The team theorizes that a formerly mysterious isotopic ratio from deep within the planet may signal the possibility that a material before the collision of Earth with another planet-size body is still within inside Earth. The collision between Earth and the other planet is believe to be the reason why moon was created. The material deep within Earth is now believe to be the ancient Earth material before the proposed collision 4.5 years ago. This theory was presented in Sacramento, California during the Goldschmidt conference.
According to the highly favored theory, the moon was formed when mars-sized mass collided with Earth 4.5 billion years ago. The massive mass has been given the name of Theia.
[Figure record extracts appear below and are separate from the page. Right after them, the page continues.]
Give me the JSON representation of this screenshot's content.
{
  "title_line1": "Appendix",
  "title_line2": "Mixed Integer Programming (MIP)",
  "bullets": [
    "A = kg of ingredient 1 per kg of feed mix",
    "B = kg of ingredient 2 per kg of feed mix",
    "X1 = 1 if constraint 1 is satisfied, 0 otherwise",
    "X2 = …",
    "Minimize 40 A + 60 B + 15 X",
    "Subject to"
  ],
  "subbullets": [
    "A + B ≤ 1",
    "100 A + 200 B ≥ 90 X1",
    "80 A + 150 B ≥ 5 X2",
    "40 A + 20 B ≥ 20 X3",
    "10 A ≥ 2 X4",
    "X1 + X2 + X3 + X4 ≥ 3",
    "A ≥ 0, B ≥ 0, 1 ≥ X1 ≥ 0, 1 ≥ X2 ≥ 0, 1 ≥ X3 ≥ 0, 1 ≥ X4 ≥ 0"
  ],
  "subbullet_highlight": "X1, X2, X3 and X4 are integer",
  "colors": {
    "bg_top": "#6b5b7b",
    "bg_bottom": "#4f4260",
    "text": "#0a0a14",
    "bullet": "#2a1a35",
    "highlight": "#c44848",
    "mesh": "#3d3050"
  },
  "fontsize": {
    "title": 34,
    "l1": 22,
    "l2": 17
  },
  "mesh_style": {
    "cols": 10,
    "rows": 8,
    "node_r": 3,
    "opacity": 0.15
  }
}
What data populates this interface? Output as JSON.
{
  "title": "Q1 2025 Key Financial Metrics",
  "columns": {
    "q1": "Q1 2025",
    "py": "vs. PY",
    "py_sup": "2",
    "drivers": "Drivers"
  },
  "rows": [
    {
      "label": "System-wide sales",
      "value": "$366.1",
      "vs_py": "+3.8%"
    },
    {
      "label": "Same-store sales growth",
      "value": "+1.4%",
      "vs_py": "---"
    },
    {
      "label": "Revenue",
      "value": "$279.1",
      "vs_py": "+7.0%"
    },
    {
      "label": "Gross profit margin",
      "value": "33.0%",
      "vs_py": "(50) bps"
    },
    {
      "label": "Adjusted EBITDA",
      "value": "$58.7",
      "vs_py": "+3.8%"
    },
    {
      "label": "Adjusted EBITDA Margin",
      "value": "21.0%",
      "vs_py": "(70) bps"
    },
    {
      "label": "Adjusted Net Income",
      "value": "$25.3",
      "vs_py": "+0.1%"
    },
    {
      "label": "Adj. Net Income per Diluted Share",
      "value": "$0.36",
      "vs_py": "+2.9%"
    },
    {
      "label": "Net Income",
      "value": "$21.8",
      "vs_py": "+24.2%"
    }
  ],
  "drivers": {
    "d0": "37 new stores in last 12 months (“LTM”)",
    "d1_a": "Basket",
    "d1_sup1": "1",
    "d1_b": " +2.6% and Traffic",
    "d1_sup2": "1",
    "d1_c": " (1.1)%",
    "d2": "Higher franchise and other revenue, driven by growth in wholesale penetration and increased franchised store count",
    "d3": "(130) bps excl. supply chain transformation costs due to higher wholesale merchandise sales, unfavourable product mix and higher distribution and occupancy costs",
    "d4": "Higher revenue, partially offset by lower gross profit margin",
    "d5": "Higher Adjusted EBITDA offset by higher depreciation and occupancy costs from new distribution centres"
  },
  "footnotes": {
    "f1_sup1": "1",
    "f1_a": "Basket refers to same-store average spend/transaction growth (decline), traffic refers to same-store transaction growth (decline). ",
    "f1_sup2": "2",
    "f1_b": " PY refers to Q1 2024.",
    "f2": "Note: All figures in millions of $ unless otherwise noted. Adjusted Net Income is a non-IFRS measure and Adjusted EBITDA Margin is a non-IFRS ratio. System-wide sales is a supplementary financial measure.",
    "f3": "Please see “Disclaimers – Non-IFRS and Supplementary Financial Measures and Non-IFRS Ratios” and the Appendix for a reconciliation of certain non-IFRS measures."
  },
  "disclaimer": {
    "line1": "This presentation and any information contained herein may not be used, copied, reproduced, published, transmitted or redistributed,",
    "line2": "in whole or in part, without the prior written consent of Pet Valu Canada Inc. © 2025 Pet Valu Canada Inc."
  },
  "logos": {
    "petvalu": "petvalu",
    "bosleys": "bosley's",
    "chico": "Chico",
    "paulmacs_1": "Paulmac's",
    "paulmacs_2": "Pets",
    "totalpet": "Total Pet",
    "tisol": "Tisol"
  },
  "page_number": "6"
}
This theory is saying that the collision generated heat that would have resulted the melting of the entire planet before debris cooled and spun off to develop the moon.
However, the new theory by a team of scientists from Harvard University is saying only part of the Earth melted and the ancient part is still within the Earth’s mantle.
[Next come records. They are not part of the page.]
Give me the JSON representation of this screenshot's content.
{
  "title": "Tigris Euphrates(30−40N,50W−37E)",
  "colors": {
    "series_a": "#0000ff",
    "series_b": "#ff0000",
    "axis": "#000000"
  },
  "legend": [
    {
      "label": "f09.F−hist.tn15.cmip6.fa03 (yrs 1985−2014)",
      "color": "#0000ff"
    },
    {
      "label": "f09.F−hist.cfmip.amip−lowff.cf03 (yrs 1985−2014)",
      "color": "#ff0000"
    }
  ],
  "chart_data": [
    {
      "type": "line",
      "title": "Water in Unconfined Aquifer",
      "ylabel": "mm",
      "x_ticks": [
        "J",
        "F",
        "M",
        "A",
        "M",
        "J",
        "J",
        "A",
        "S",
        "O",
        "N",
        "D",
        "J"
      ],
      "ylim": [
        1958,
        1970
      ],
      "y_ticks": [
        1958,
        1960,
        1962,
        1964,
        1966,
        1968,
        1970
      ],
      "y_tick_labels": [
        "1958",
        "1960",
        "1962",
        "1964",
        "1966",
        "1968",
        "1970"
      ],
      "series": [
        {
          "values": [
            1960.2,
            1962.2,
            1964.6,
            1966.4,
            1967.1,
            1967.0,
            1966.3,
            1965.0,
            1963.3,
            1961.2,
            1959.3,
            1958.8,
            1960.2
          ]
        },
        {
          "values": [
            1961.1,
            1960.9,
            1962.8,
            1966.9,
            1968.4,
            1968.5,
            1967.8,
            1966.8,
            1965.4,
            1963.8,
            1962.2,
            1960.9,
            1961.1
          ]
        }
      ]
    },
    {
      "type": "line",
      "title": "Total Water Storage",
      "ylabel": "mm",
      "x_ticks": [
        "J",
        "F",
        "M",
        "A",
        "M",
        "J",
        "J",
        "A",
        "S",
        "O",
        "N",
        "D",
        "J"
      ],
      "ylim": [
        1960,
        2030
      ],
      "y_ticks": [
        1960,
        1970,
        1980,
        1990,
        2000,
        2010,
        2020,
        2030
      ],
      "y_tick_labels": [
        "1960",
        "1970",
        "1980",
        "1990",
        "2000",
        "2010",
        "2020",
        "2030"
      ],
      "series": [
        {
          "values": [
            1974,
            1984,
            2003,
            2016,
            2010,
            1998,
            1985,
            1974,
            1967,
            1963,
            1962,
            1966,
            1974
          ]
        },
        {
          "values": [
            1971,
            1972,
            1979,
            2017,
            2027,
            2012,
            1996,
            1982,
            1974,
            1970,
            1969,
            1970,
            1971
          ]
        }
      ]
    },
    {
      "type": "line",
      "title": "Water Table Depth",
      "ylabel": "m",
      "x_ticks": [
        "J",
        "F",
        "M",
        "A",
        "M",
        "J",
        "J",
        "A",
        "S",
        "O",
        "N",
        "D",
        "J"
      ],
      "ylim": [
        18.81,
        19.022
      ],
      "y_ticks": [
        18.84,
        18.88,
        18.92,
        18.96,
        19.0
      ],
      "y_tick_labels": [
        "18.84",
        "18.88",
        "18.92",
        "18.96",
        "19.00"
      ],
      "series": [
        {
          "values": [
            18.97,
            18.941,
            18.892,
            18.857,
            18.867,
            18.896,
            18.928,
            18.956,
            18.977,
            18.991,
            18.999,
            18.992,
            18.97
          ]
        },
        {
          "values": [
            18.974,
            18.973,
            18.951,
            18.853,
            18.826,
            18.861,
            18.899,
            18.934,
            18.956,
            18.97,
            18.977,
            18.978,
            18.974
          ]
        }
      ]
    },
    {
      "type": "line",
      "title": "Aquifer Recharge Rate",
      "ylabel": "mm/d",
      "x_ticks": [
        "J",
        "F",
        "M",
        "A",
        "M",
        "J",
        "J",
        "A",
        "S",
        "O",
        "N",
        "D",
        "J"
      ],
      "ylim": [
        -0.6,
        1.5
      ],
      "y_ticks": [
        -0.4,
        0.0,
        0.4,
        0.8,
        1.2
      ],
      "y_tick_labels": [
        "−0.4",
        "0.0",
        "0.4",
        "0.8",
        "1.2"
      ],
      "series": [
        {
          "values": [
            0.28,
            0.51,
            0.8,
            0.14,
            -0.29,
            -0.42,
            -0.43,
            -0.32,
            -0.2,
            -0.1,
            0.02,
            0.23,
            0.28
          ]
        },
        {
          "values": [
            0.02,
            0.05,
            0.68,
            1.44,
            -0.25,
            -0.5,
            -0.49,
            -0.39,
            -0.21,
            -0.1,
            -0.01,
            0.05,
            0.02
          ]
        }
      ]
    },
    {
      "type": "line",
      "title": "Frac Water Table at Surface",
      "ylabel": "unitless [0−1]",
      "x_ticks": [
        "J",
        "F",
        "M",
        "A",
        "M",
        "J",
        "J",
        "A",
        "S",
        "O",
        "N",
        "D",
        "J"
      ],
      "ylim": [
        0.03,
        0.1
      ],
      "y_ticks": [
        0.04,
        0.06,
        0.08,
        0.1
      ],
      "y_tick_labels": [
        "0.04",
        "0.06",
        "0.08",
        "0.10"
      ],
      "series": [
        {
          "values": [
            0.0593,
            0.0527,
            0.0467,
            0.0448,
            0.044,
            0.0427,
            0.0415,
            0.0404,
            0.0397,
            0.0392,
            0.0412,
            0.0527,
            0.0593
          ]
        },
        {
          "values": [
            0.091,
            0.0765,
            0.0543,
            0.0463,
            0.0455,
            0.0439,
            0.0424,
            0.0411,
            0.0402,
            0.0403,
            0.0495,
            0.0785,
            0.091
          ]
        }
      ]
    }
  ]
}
Lead researcher and associate professor in Harvard, Sujoy Mukhopadhyay, admitted that the energy released from the impact would have been big and enough to melt the entire planet, but his team believe that the impact was not distributed evenly throughout the ancient Earth. The team concluded that that the impacted hemisphere would have been vaporized, but the opposite would have not undergone total melting because it could have been partly shielded.
The new theory challenges some current notions on planet formation and the energetics of huge impacts. If the theory is true, then ancient Earth is still within the planet.
Meanwhile, researchers from University of New Mexico and Northwestern University proposed the first proof for possible oceans deep below the U.S.
Geophysicist Steve Jacobsen of Northwestern University and seismologist Brandon Schmandt of University of New Mexico have discovered a likely sign of the existence of a massive reservoir of water, thrice the size of oceans on Earth. The two researchers found deep pockets of magma in around 400 miles deep below North America. If the discovery is proven true, it may represent the Earth’s largest water reservoir.